Brazil's Lula petitions UN over corruption probe 'abuses'
Former Brazilian president Luiz Inacio Lula da Silva on Thursday filed a petition with the UN Human Rights Committee outlining alleged abuses of power in the corruption case he is embroiled in.
At a press conference in London, his Brazilian and British lawyers said they had just returned from the United Nations in Geneva where they had lodged the petition.
The dossier outlined alleged violations of the International Covenant on Civil and Political Rights and alleged abuses of power by judge Sergio Moro.
Moro heads the investigation into a vast scam centred on state oil company Petrobras in which contractors paid bribes to receive inflated contracts, and stolen money was funnelled to politicians and political parties.
The probe is known as Operation Car Wash.
Lula faces a corruption case related to the Petrobras scandal and is being investigated for an allegedly much wider role in the scheme.
"Lula is bringing his case at the UN because he cannot get justice in Brazil under its inquisitorial system," said high-profile British human rights lawyer Geoffrey Robertson.
"The same judge who is invading his privacy in this case can have him arrested at any moment and will then become his trial judge, deciding on his guilt or innocence without a jury.
"This is a serious fault in the inquisitorial system as it operates in Brazil."

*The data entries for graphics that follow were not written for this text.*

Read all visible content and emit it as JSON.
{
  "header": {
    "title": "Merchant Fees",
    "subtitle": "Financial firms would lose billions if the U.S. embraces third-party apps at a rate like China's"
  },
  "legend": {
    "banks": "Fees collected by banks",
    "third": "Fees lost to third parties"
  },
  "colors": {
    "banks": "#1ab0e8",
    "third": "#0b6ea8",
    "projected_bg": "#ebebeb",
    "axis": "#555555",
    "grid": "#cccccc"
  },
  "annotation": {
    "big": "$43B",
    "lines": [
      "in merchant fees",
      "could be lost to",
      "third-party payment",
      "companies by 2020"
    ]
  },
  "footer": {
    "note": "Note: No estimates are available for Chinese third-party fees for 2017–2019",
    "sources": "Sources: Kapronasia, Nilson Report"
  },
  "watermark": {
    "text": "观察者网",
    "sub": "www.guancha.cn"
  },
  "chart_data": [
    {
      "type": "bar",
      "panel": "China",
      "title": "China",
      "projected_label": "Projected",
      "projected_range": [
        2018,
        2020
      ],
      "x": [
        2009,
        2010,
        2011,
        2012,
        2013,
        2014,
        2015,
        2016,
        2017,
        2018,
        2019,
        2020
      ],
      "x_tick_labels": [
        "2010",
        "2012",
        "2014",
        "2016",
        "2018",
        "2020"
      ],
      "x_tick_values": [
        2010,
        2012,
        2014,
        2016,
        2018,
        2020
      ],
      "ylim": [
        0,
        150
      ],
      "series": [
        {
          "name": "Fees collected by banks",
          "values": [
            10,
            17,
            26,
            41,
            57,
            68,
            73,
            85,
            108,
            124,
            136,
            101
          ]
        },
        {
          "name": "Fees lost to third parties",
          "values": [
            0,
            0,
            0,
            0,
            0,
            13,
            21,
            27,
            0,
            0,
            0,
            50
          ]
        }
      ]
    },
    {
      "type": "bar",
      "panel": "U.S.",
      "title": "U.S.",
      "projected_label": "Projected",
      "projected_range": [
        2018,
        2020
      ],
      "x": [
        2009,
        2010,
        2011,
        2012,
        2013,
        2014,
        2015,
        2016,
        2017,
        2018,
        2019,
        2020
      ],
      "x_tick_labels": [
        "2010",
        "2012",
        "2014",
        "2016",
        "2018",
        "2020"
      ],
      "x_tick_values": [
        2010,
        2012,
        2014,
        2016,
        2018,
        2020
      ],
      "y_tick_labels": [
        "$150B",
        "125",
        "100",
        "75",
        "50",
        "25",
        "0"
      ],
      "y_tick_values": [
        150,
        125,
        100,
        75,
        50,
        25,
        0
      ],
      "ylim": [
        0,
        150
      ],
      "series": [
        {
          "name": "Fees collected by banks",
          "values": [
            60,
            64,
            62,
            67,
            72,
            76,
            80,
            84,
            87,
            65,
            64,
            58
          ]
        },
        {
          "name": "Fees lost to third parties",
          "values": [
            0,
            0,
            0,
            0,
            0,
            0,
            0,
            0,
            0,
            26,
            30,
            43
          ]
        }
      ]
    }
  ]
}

The petition invites the committee to find that the Brazilian justice system should be changed so that a judge investigating a case should not also be the trial judge.
- Phone tap allegations -
The petition alleges that Lula's right to privacy, freedom from arbitrary arrest and right to be presumed innocent until found guily has been violated.
Lawyers for the 70-year-old Workers' Party founder said the leftist icon's phone and those of his family and lawyers had been tapped, with transcripts and audio then leaked to Brazilian media -- some of which, they claimed, was illegally obtained outside the remit of a warrant.
Robertson claimed the probe amounted to a "gross violation of the most fundamental right to a fair trial".
"There's no evidence that he took backhanders or kickbacks in the period when he was president," he added.
Dozens of top executives and politicians at both the Workers' Party and its rivals have been charged or probed with involvement in the scheme, which flourished for much of Lula's 2003-2010 presidency.
The scandal has unfolded in parallel with the fall from power of president Dilma Rousseff, who took over from Lula. She was suspended from office for an impeachment trial, potentially ending 13 years of Workers' Party rule.
Lula's lawyers confirmed he would not be attending the August 5 opening ceremony of the Rio de Janeiro 2016 Olympics, which was secured under his presidency, due to the "political turmoil" in the country.
Brazil would have six months to respond to the petition, with the committee, comprised of 18 international jurists, set to take up to a further six months to reach a decision.
Brazil ratified the committee's protocol in 2009 and Lula's lawyers expect the state to implement any findings the committee makes.